Aquela senhora teimosa e cheia de preconceitos deu um sorrisinho. Em algum lugar de meu ser consegui vislumbrar uma parcela do que ela seria se não fosse a mordaça da superstição religiosa e da opressão causada pelo próprio filho. Havia algo de belo naquele riso de esperança, e naquele milésimo de segundo tive essa certeza.

"Ah, minha filha... Essas coisas de mudança não é rápido assim, sabe? Leva tempo. Eu não tenho dinheiro pra pagar essas coisas, não".

Foi engraçado: tanto os Belson quanto eu respiramos fundo ao mesmo tempo.
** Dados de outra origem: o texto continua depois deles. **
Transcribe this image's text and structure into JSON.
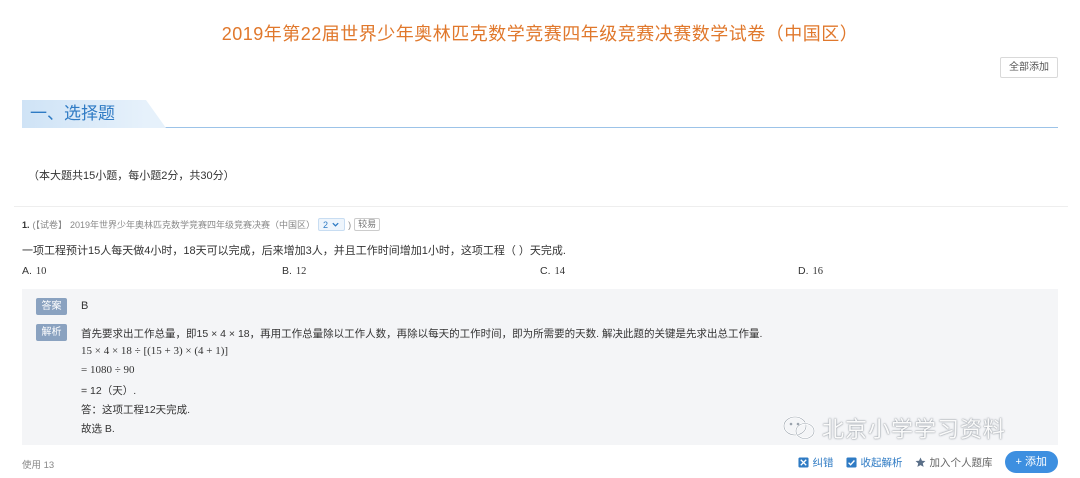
{
  "page": {
    "title": "2019年第22届世界少年奥林匹克数学竞赛四年级竞赛决赛数学试卷（中国区）"
  },
  "toolbar": {
    "add_all_label": "全部添加"
  },
  "section": {
    "heading": "一、选择题",
    "description": "（本大题共15小题，每小题2分，共30分）"
  },
  "question": {
    "number": "1.",
    "source_prefix": "(【试卷】",
    "source_title": "2019年世界少年奥林匹克数学竞赛四年级竞赛决赛（中国区）",
    "score": "2",
    "paren_close": ")",
    "difficulty": "较易",
    "text": "一项工程预计15人每天做4小时，18天可以完成，后来增加3人，并且工作时间增加1小时，这项工程（   ）天完成.",
    "options": [
      {
        "letter": "A.",
        "value": "10"
      },
      {
        "letter": "B.",
        "value": "12"
      },
      {
        "letter": "C.",
        "value": "14"
      },
      {
        "letter": "D.",
        "value": "16"
      }
    ]
  },
  "answer": {
    "answer_tag": "答案",
    "answer_value": "B",
    "analysis_tag": "解析",
    "lines": [
      "首先要求出工作总量，即15 × 4 × 18，再用工作总量除以工作人数，再除以每天的工作时间，即为所需要的天数. 解决此题的关键是先求出总工作量.",
      "15 × 4 × 18 ÷ [(15 + 3) × (4 + 1)]",
      "= 1080 ÷ 90",
      "= 12（天）.",
      "答：这项工程12天完成.",
      "故选 B."
    ]
  },
  "watermark": {
    "text": "北京小学学习资料"
  },
  "footer": {
    "usage": "使用 13",
    "report_label": "纠错",
    "collapse_label": "收起解析",
    "add_personal_label": "加入个人题库",
    "add_label": "+ 添加"
  },
  "colors": {
    "accent": "#2f7bc4",
    "title": "#e0782c",
    "button": "#3d8fe0"
  },
  "icons": [
    "chevron-down-icon",
    "report-icon",
    "check-box-icon",
    "star-icon",
    "wechat-icon"
  ]
}
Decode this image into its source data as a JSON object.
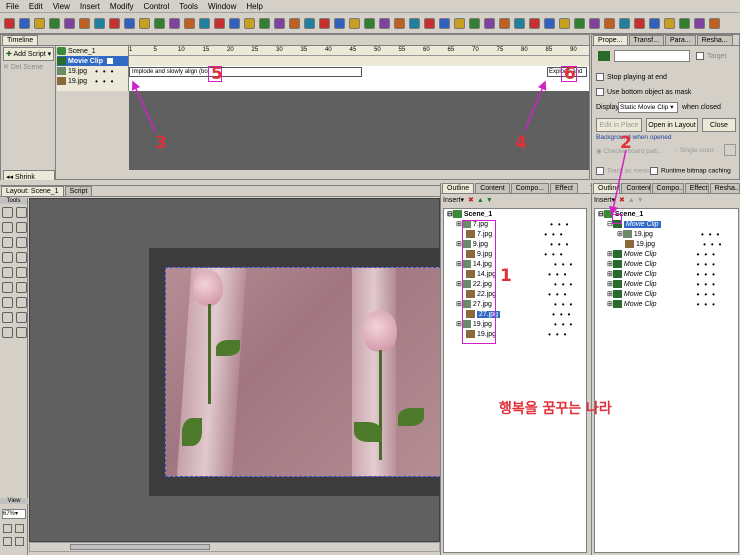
{
  "menu": {
    "file": "File",
    "edit": "Edit",
    "view": "View",
    "insert": "Insert",
    "modify": "Modify",
    "control": "Control",
    "tools": "Tools",
    "window": "Window",
    "help": "Help"
  },
  "timeline": {
    "title": "Timeline",
    "add_script": "Add Script",
    "del_scene": "Del Scene",
    "shrink": "Shrink",
    "scene_row": "Scene_1",
    "movie_clip_row": "Movie Clip",
    "layer1": "19.jpg",
    "layer2": "19.jpg",
    "effect_left": "Implode and slowly align (bo",
    "effect_right": "Explode and",
    "ruler": [
      "1",
      "5",
      "10",
      "15",
      "20",
      "25",
      "30",
      "35",
      "40",
      "45",
      "50",
      "55",
      "60",
      "65",
      "70",
      "75",
      "80",
      "85",
      "90"
    ]
  },
  "layout": {
    "tab_layout": "Layout: Scene_1",
    "tab_script": "Script",
    "tools_label": "Tools",
    "view_label": "View",
    "zoom": "67%"
  },
  "outline1": {
    "tabs": [
      "Outline",
      "Content",
      "Compo...",
      "Effect"
    ],
    "insert": "Insert",
    "scene": "Scene_1",
    "items": [
      "7.jpg",
      "7.jpg",
      "9.jpg",
      "9.jpg",
      "14.jpg",
      "14.jpg",
      "22.jpg",
      "22.jpg",
      "27.jpg",
      "27.jpg",
      "19.jpg",
      "19.jpg"
    ],
    "selected_index": 9
  },
  "outline2": {
    "tabs": [
      "Outline",
      "Content",
      "Compo...",
      "Effect",
      "Resha..."
    ],
    "insert": "Insert",
    "scene": "Scene_1",
    "movie_clip_selected": "Movie Clip",
    "child": "19.jpg",
    "child2": "19.jpg",
    "clips": [
      "Movie Clip",
      "Movie Clip",
      "Movie Clip",
      "Movie Clip",
      "Movie Clip",
      "Movie Clip"
    ]
  },
  "props": {
    "tabs": [
      "Prope...",
      "Transf...",
      "Para...",
      "Resha..."
    ],
    "target": "Target",
    "stop_playing": "Stop playing at end",
    "use_mask": "Use bottom object as mask",
    "display_label": "Display",
    "display_value": "Static Movie Clip",
    "when_closed": "when closed",
    "edit_in_place": "Edit in Place",
    "open_in_layout": "Open in Layout",
    "close": "Close",
    "bg_label": "Background when opened",
    "checkerboard": "Checkerboard patt...",
    "single_color": "Single color:",
    "track_menu": "Track as menu",
    "runtime_cache": "Runtime bitmap caching"
  },
  "annotations": {
    "a1": "1",
    "a2": "2",
    "a3": "3",
    "a4": "4",
    "a5": "5",
    "a6": "6",
    "korean": "행복을 꿈꾸는 나라"
  },
  "colors": {
    "accent": "#d020c8",
    "annotation": "#e0303a",
    "selection": "#316ac5"
  }
}
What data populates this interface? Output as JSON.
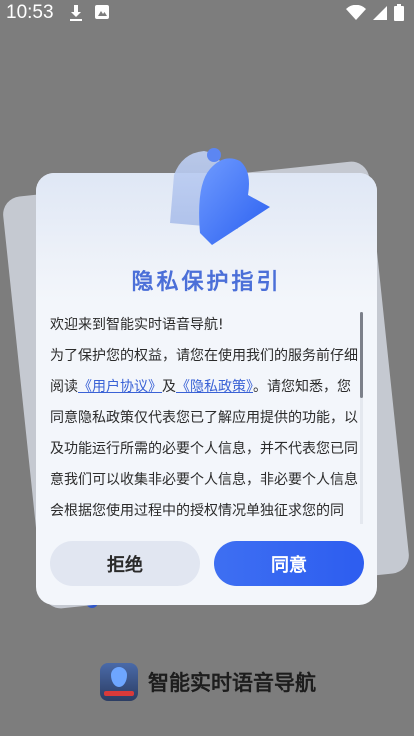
{
  "status_bar": {
    "time": "10:53",
    "left_icons": [
      "download-icon",
      "image-icon"
    ],
    "right_icons": [
      "wifi-icon",
      "signal-icon",
      "battery-icon"
    ]
  },
  "background": {
    "app_name": "智能实时语音导航"
  },
  "dialog": {
    "title": "隐私保护指引",
    "paragraph1": "欢迎来到智能实时语音导航!",
    "paragraph2_before": "为了保护您的权益，请您在使用我们的服务前仔细阅读",
    "link_user": "《用户协议》",
    "and_text": "及",
    "link_privacy": "《隐私政策》",
    "paragraph2_after": "。请您知悉，您同意隐私政策仅代表您已了解应用提供的功能，以及功能运行所需的必要个人信息，并不代表您已同意我们可以收集非必要个人信息，非必要个人信息会根据您使用过程中的授权情况单独征求您的同意。",
    "refuse_label": "拒绝",
    "agree_label": "同意"
  },
  "colors": {
    "accent": "#2d5df0",
    "title": "#4b6fd8",
    "overlay": "#7d7d7d"
  }
}
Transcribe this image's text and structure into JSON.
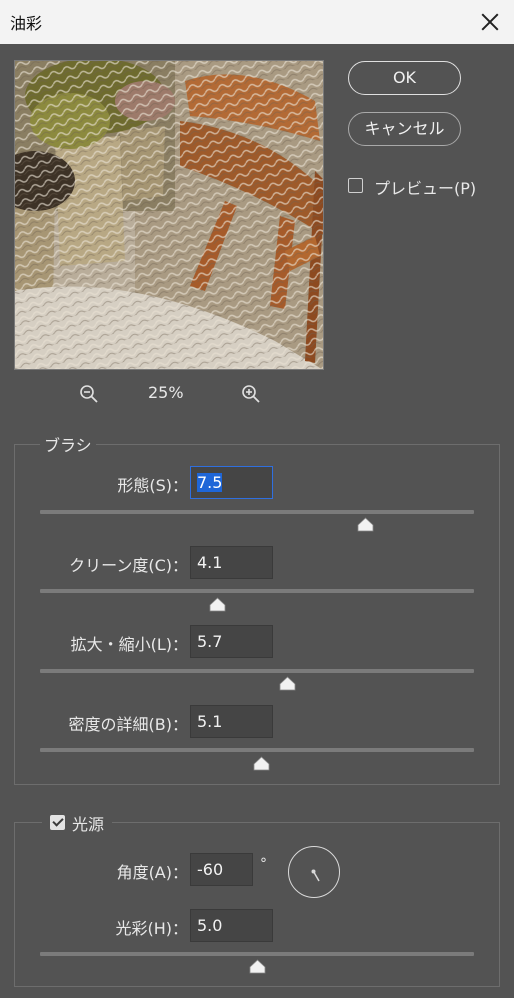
{
  "window": {
    "title": "油彩"
  },
  "buttons": {
    "ok": "OK",
    "cancel": "キャンセル"
  },
  "preview_toggle": {
    "label": "プレビュー(P)",
    "checked": false
  },
  "zoom": {
    "level": "25%"
  },
  "brush": {
    "legend": "ブラシ",
    "stylization": {
      "label": "形態(S)：",
      "value": "7.5",
      "fraction": 0.75
    },
    "cleanliness": {
      "label": "クリーン度(C)：",
      "value": "4.1",
      "fraction": 0.41
    },
    "scale": {
      "label": "拡大・縮小(L)：",
      "value": "5.7",
      "fraction": 0.57
    },
    "bristle_detail": {
      "label": "密度の詳細(B)：",
      "value": "5.1",
      "fraction": 0.51
    }
  },
  "lighting": {
    "legend": "光源",
    "enabled": true,
    "angle": {
      "label": "角度(A)：",
      "value": "-60",
      "unit": "°"
    },
    "shine": {
      "label": "光彩(H)：",
      "value": "5.0",
      "fraction": 0.5
    }
  }
}
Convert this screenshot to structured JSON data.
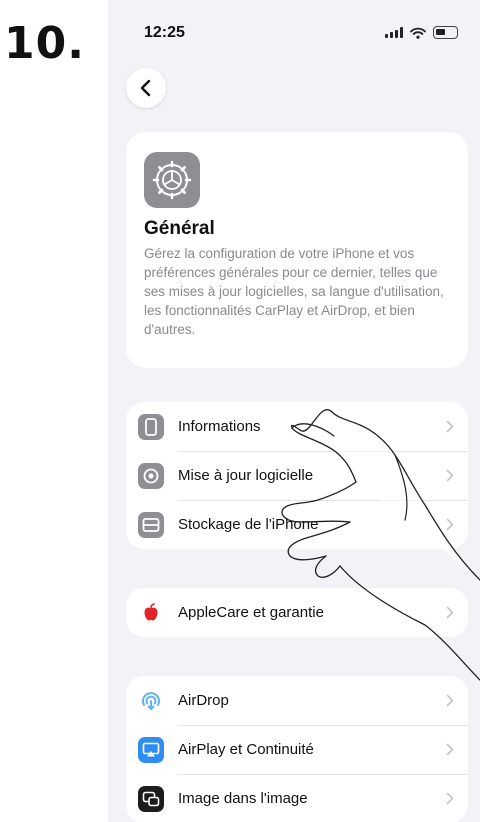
{
  "step_number": "10.",
  "status_bar": {
    "time": "12:25"
  },
  "hero": {
    "title": "Général",
    "description": "Gérez la configuration de votre iPhone et vos préférences générales pour ce dernier, telles que ses mises à jour logicielles, sa langue d'utilisation, les fonctionnalités CarPlay et AirDrop, et bien d'autres."
  },
  "group1": {
    "items": [
      {
        "label": "Informations",
        "icon": "phone-info-icon"
      },
      {
        "label": "Mise à jour logicielle",
        "icon": "gear-update-icon"
      },
      {
        "label": "Stockage de l'iPhone",
        "icon": "storage-icon"
      }
    ]
  },
  "group2": {
    "items": [
      {
        "label": "AppleCare et garantie",
        "icon": "apple-logo-icon"
      }
    ]
  },
  "group3": {
    "items": [
      {
        "label": "AirDrop",
        "icon": "airdrop-icon"
      },
      {
        "label": "AirPlay et Continuité",
        "icon": "airplay-icon"
      },
      {
        "label": "Image dans l'image",
        "icon": "picture-in-picture-icon"
      }
    ]
  },
  "colors": {
    "background": "#f2f2f7",
    "card": "#ffffff",
    "gray_icon": "#8e8e93",
    "apple_red": "#e0242b",
    "airdrop_blue": "#60b3f0",
    "airplay_blue": "#2f8cf0",
    "pip_dark": "#1c1c1e"
  }
}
A Jack aproveitou a oportunidade para perguntar, quase como uma criança empolgada para ir ao parque:

"Mas se desse pra se mudar agora, como num passe de mágica... A senhora iria?"

Eu não sei se foi o brilho nos olhos da Jack, ou se foi a real vontade de minha avó, mas o fato é que ela abriu o sorriso antes tímido e falou:

"Ah, aí eu iria, né!"

E gargalhou, como se tivesse acabado de falar um absurdo. Mas nós sabíamos que não era absurdo. Nos entreolhamos com aquela sensação de vitória enquanto a Jack suspirava aliviada, encostando na cadeira. Com o maior sorriso do mundo, a Jack falou:

"Então vamos fazer as malas, porque você vai passear conosco, vó!"

A Jack levantou, puxou minha avó pela mão e começou a dançar sem música, fazendo minha avó rir enquanto tentava falar.

"Do que você está falando? Essas coisas custam caro!"

Em seguida foi explicado que o caminhão de mudança estava do lado de fora, aguardando. Isso fez com que minha avó perdesse aquela leveza inicial. Percebeu que era sério, então o medo se apossou dela.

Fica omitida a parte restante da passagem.